Neither the state nor the federal law covers long-term care, disability or life insurance. “We do tell people to get your life insurance established before you have a genetic test,” Sturm says.

Pyatt, however, says his experience with insurance coverage has been different. If he had to rate it, he says, he would say it’s “OK to not so hot” when it comes to insurance companies’ willingness to cover certain genetic tests. But part of the problem, he admits, is that the science behind it is growing.

“Human genetics is changing so much right now,” he says. “I think the insurance companies are having a hard time keeping up with that. There’s a lack of understanding, just because things are changing so fast.”

But it’s that new research that makes this such an exciting time in genetics, he says. “Our understanding of ourselves changes every day,” he says, and that’s good news for people who think they might be at risk for a certain disease. As information is uncovered, new tests are invented and new clinical trials are funded.

“If someone comes to see us, we always let them know if there’s a study they are eligible for,” Sturm says.

Sometimes, though, people just wonder. Maybe a parent and some aunts and uncles had different types of cancers, or several family members have died of heart disease.
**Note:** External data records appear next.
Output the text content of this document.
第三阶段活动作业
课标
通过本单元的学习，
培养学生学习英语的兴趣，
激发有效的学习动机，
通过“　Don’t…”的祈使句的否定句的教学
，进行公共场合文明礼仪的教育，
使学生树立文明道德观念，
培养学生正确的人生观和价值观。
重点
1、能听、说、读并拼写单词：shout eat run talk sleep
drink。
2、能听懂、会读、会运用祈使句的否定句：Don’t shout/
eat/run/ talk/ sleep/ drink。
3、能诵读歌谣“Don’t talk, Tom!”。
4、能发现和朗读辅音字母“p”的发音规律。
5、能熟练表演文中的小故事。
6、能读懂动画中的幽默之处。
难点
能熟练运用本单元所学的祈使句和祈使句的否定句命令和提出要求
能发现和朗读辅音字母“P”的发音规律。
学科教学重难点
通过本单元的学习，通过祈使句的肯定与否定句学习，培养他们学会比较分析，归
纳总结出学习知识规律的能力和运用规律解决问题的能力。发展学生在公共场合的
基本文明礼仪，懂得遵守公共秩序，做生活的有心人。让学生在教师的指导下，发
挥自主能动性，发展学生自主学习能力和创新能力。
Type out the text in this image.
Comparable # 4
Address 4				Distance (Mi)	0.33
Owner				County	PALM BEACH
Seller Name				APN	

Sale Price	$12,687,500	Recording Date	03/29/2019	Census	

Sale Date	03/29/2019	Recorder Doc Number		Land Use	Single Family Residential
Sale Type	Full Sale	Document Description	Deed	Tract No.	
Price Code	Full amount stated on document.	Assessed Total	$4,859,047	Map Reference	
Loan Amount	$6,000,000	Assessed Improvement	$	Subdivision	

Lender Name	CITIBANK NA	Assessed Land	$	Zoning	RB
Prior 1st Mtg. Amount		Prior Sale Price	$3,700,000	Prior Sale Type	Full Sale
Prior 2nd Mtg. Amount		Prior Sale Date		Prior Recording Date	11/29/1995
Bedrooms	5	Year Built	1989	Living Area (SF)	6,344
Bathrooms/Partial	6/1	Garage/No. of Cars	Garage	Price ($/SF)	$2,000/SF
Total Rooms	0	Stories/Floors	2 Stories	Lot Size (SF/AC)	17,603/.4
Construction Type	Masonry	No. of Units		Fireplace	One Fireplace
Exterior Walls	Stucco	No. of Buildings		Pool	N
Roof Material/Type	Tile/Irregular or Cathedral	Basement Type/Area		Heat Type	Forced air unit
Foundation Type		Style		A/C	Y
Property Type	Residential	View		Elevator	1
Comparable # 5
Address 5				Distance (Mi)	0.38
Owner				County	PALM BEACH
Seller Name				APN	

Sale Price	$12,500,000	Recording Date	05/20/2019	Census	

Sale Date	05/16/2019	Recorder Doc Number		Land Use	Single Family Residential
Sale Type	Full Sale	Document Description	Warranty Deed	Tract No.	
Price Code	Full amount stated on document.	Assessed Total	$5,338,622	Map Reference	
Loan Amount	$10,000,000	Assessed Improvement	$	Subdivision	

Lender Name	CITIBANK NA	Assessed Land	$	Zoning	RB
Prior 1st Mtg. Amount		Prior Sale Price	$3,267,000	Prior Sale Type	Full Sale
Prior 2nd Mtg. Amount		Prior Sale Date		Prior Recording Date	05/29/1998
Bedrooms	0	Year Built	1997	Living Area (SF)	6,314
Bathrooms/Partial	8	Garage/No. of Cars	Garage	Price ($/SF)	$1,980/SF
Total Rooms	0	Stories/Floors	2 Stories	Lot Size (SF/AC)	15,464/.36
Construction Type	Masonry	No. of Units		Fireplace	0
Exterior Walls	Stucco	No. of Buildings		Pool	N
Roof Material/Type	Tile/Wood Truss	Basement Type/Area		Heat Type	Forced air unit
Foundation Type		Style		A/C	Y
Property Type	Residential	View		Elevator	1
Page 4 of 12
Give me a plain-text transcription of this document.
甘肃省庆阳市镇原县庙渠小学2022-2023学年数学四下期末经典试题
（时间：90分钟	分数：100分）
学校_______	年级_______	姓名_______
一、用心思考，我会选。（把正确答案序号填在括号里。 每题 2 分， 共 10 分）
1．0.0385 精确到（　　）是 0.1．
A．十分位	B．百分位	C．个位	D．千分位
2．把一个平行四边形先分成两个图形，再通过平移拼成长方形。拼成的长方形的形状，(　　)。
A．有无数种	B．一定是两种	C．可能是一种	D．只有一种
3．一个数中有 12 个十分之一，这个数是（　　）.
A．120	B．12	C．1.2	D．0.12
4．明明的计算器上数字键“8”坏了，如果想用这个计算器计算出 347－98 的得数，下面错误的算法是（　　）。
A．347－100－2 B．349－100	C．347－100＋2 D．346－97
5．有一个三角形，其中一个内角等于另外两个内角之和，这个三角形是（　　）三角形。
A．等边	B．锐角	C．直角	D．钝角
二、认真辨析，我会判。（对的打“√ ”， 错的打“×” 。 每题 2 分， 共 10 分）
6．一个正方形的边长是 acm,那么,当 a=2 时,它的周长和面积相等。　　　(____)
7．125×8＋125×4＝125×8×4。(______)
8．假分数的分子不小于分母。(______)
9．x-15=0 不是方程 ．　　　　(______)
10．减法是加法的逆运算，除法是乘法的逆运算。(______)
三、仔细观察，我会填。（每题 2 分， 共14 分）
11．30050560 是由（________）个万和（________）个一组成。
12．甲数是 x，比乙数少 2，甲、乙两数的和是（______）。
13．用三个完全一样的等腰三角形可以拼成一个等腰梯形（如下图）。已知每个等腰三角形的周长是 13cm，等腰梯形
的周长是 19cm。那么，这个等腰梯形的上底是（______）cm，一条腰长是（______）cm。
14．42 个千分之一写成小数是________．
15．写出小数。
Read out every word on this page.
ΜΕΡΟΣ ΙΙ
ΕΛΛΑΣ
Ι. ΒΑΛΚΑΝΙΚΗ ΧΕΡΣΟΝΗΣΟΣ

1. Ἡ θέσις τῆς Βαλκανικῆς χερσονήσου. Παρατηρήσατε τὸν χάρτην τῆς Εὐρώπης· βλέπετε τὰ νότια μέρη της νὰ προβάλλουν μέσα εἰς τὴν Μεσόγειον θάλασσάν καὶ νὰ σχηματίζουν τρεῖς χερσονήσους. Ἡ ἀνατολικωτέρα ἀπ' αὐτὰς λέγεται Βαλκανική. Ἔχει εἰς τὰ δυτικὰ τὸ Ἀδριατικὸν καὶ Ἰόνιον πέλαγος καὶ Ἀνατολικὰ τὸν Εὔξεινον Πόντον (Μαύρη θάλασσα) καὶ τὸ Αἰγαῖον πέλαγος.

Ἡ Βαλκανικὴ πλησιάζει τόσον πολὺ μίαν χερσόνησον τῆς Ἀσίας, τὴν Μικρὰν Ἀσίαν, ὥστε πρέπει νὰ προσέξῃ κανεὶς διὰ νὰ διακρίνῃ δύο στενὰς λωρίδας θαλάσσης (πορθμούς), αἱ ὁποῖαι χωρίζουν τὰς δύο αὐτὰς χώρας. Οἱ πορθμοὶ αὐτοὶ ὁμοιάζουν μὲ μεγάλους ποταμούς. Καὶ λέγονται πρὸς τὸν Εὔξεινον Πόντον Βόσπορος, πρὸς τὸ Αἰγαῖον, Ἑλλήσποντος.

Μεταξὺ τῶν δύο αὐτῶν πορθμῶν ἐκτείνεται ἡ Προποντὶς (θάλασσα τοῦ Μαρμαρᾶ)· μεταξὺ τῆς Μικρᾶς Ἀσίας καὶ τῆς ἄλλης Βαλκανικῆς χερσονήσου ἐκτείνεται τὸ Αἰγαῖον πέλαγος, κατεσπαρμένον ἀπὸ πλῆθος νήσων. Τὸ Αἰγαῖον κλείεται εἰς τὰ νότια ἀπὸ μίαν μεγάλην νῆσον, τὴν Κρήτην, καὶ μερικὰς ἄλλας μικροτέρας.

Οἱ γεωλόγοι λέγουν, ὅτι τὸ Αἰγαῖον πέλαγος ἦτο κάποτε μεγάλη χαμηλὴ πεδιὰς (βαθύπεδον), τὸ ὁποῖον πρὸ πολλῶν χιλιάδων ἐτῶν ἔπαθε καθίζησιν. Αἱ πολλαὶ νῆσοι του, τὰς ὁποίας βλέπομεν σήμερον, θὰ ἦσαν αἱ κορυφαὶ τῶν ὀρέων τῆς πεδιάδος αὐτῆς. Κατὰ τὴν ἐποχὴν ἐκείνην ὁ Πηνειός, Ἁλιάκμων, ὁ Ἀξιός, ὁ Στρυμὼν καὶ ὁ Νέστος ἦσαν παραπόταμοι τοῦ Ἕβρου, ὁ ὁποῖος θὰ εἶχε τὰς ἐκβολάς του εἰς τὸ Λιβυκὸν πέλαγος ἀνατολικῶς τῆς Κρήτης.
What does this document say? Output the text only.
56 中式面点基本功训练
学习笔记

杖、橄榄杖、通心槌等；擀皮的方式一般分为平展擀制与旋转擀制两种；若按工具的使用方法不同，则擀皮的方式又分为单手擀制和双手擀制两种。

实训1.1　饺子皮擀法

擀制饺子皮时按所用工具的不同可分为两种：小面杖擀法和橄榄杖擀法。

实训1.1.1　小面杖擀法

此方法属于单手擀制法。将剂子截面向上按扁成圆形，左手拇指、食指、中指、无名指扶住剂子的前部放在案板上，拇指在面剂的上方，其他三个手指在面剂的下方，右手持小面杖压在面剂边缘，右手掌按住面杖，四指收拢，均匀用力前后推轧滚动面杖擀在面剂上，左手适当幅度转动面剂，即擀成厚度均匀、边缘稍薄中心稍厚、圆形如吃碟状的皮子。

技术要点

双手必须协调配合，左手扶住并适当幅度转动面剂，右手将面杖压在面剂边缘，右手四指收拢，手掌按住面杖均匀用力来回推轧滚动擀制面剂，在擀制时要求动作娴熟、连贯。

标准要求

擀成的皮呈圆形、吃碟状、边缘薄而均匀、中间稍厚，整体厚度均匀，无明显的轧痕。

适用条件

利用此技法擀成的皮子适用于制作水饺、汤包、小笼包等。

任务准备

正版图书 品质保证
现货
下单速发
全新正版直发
Doubts linger in people’s minds about whether those diseases were due to a genetic factor, Sturm says.

“If anyone has questions, I think the good thing is to ask your physician to make the referral to a genetic counselor,” Morman says. “We can see people who are low-risk.” OhioHealth also employs two nurses who will review a patient’s family history over the phone at no charge. Those nurses, she says, can ask questions and get more information from the patient to help them decide whether they should pursue testing.

Ohio State offers Family HealthLink (familyhealthlink.osumc.edu), an online assessment tool that people can use to plug in details about their family history and get information on whether their risk is high, moderate or average for developing cancer or coronary artery disease. If the tool determines you are at higher risk than most people in the general population, it recommends that you consult with a genetic counselor for a more complete assessment and to learn what you can and can’t do to lower your risk of developing a disease.  

 

Michele Lemmon is a freelance writer.